I wasn’t really expecting to see any wildlife because we were such a big bunch of people all together but I soon ate my words when we came across a mother and baby rhino in a field. They just came out of nowhere and were such a surprise that Hamish even commented that they must have been planted there. Our elephant stood still long enough for us to snap a few photos before carrying on around a corner to find a second baby rhino asleep in the tall grass. I expected it to wake up and wander away upon discovering a bunch of elephants and excited people chattering away but it barely battered an eyelid before returning to its snooze. After only seeing the behind of a rhino the day before we were all pretty excited to see not only a whole rhino but three of them! The ride was over way too soon and we had to say goodbye and jump off. Before the next bunch jumped on we had a chance to play with her trunk and give her a pat thank you. I only wish I had bought her a treat! Its pretty hard to top two elephant rides in one day but Chitwan still had a lot in store for us. That afternoon James, Mish and I headed down to the banks of the river and chatted over some beer while watching the sun set. It was another great way to top off the day.
Our final day in Chitwan was a fairly relaxed day. We hired bikes and rode out into the smaller surrounding villages.
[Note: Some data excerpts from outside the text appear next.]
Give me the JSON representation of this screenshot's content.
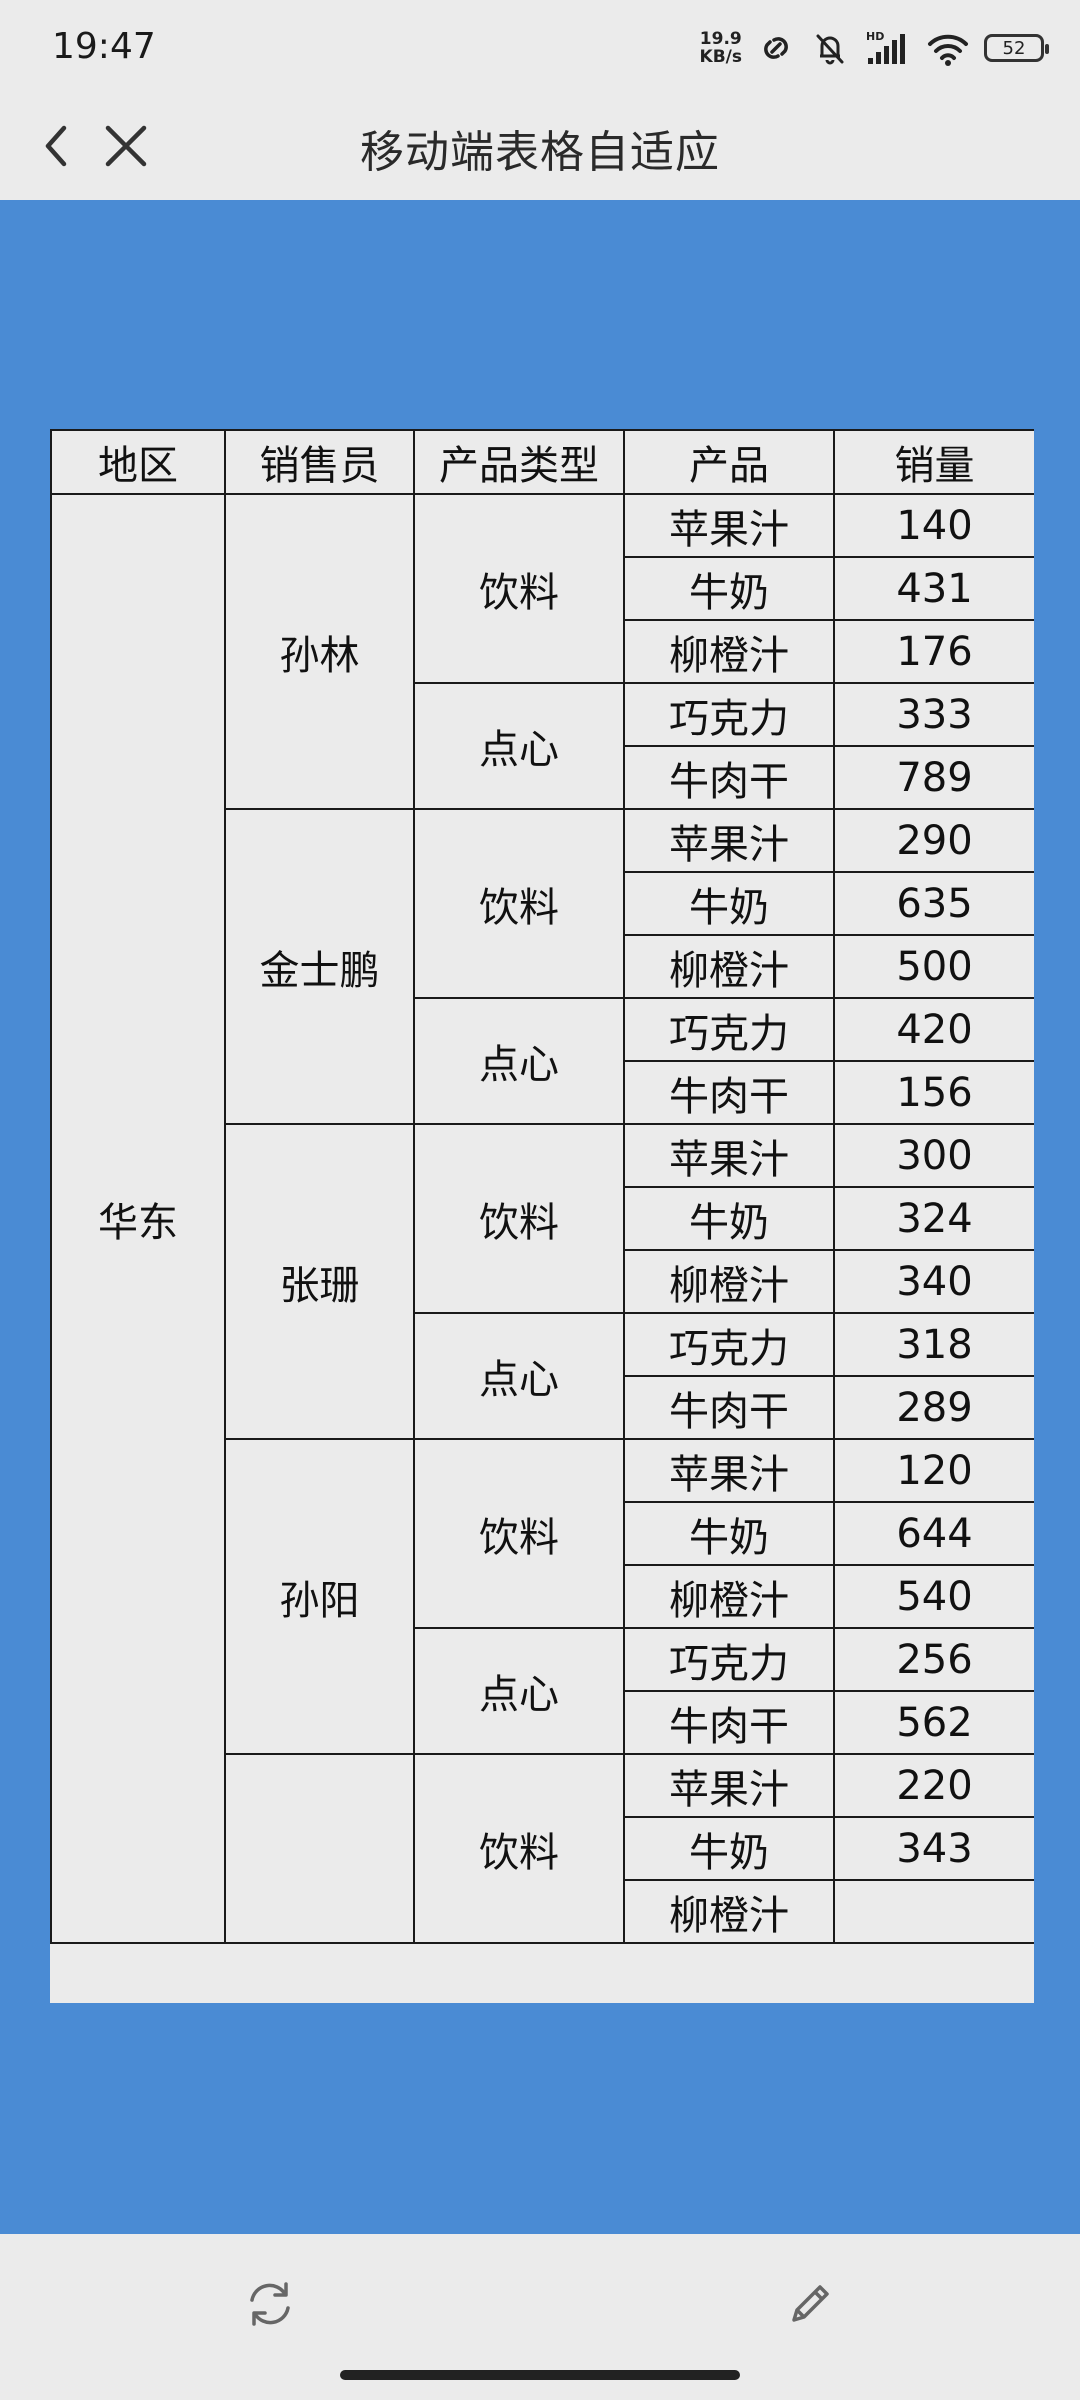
{
  "status_bar": {
    "time": "19:47",
    "net_speed_value": "19.9",
    "net_speed_unit": "KB/s",
    "battery_level": "52",
    "icons": [
      "link-icon",
      "mute-bell-icon",
      "hd-signal-icon",
      "wifi-icon",
      "battery-icon"
    ]
  },
  "nav": {
    "title": "移动端表格自适应",
    "back_icon": "chevron-left-icon",
    "close_icon": "close-icon"
  },
  "table": {
    "headers": [
      "地区",
      "销售员",
      "产品类型",
      "产品",
      "销量"
    ],
    "region": "华东",
    "salespeople": [
      {
        "name": "孙林",
        "groups": [
          {
            "type": "饮料",
            "items": [
              {
                "product": "苹果汁",
                "qty": "140"
              },
              {
                "product": "牛奶",
                "qty": "431"
              },
              {
                "product": "柳橙汁",
                "qty": "176"
              }
            ]
          },
          {
            "type": "点心",
            "items": [
              {
                "product": "巧克力",
                "qty": "333"
              },
              {
                "product": "牛肉干",
                "qty": "789"
              }
            ]
          }
        ]
      },
      {
        "name": "金士鹏",
        "groups": [
          {
            "type": "饮料",
            "items": [
              {
                "product": "苹果汁",
                "qty": "290"
              },
              {
                "product": "牛奶",
                "qty": "635"
              },
              {
                "product": "柳橙汁",
                "qty": "500"
              }
            ]
          },
          {
            "type": "点心",
            "items": [
              {
                "product": "巧克力",
                "qty": "420"
              },
              {
                "product": "牛肉干",
                "qty": "156"
              }
            ]
          }
        ]
      },
      {
        "name": "张珊",
        "groups": [
          {
            "type": "饮料",
            "items": [
              {
                "product": "苹果汁",
                "qty": "300"
              },
              {
                "product": "牛奶",
                "qty": "324"
              },
              {
                "product": "柳橙汁",
                "qty": "340"
              }
            ]
          },
          {
            "type": "点心",
            "items": [
              {
                "product": "巧克力",
                "qty": "318"
              },
              {
                "product": "牛肉干",
                "qty": "289"
              }
            ]
          }
        ]
      },
      {
        "name": "孙阳",
        "groups": [
          {
            "type": "饮料",
            "items": [
              {
                "product": "苹果汁",
                "qty": "120"
              },
              {
                "product": "牛奶",
                "qty": "644"
              },
              {
                "product": "柳橙汁",
                "qty": "540"
              }
            ]
          },
          {
            "type": "点心",
            "items": [
              {
                "product": "巧克力",
                "qty": "256"
              },
              {
                "product": "牛肉干",
                "qty": "562"
              }
            ]
          }
        ]
      },
      {
        "name": "",
        "groups": [
          {
            "type": "饮料",
            "items": [
              {
                "product": "苹果汁",
                "qty": "220"
              },
              {
                "product": "牛奶",
                "qty": "343"
              },
              {
                "product": "柳橙汁",
                "qty": ""
              }
            ]
          }
        ]
      }
    ]
  },
  "toolbar": {
    "refresh_icon": "refresh-icon",
    "edit_icon": "pencil-icon"
  }
}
It was great to get away from the tourist strip and all that comes with it and cycle past corn drying on the street, buying drinks from people who barely speak your language and just saying ‘namaste’ to passing locals without them trying to sell you something. The afternoon was spent shopping and relaxing before another twilight adventure to the river. This time we were joined by an English couple, Derren and Liz, who were volunteers and heard from a local that rhinos often come down to the river for a drink at dusk. We wandered a bit further then the river bank and back in the jungle hoping to get a glimpse. Unfortunately there were no rhinos but there was another spectacular sunset and some nice cold beers. On the ride home we had to swerve an elephant waking in the street and I had one of those moments when you stop and think ‘Wow, is this really my life? Cycling past elephants after a sunset by a river?’.
Sadly, it wasn’t my life for long as our stay had come to an end. Chitwan had been amazing and we were sad to have to leave, not only an unforgettable place but also to Mish and Hamish who were onto their next adventure. Our next stop was back to Pokhara for other exciting experiences.